Under the state law, employers can still conduct random and pre-employment drug tests for weed use and can still ban marijuana use at work. They cannot fire, discipline or refuse to hire someone solely because the result is positive.
 
To enforce their rules, however, employers must have a certified Workplace Impairment Recognition Expert witness impaired behavior by an employee and a positive drug test indicating presence of marijuana in a person’s system.

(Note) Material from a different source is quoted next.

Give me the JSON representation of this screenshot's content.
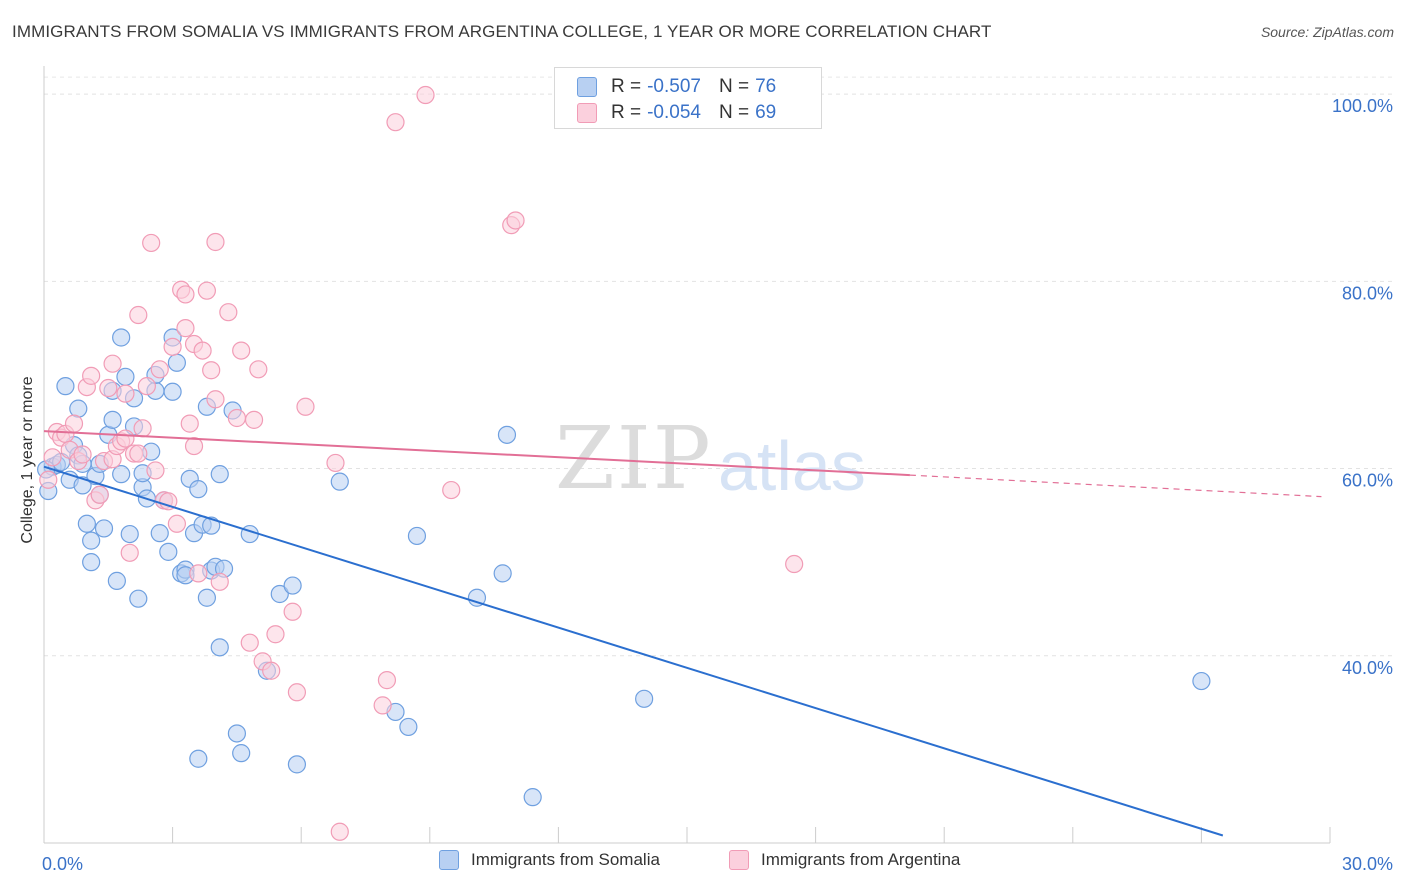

The use of experts who can identify impaired workers was supposed to give clarity to employers, according to John Sarno, president of the Employers Association of New Jersey.
 
But it is complicated by a challenge before the state Supreme Court over the training of police departments to use Drug Recognition Experts to identify impaired drivers.

The high court appointed a Special Master, Appellate Judge Joseph Lisa, to determine whether the use of Drug Recognition Experts is based on legitimate science or junk science. The case is expected to have ramifications in the workplace over the use of experts as a right of employers.

“Employers obviously don’t want drivers or machine operators stoned” says Sarno. “Nor do we want people handling money or medical records, or customer service, for that matter to have impaired judgment.”

The central question in the court case is whether evidence obtained by Drug Recognition Experts – which, in the case, included testimony that a person is admissible under the 1923 U.S. Supreme Court decision that rejected the scientific validity of a lie detector test.

"Right now we are in a wait and see moment on whether and how employers are going to test employers for marijuana," says Sarno, noting that the pressure to sell cannabis commercially outweighed getting clarity for employers.

According to Bloomberg, 12,438 customers spent roughly $153 per purchase on the first day New Jersey authorized legal marijuana sales on April 21.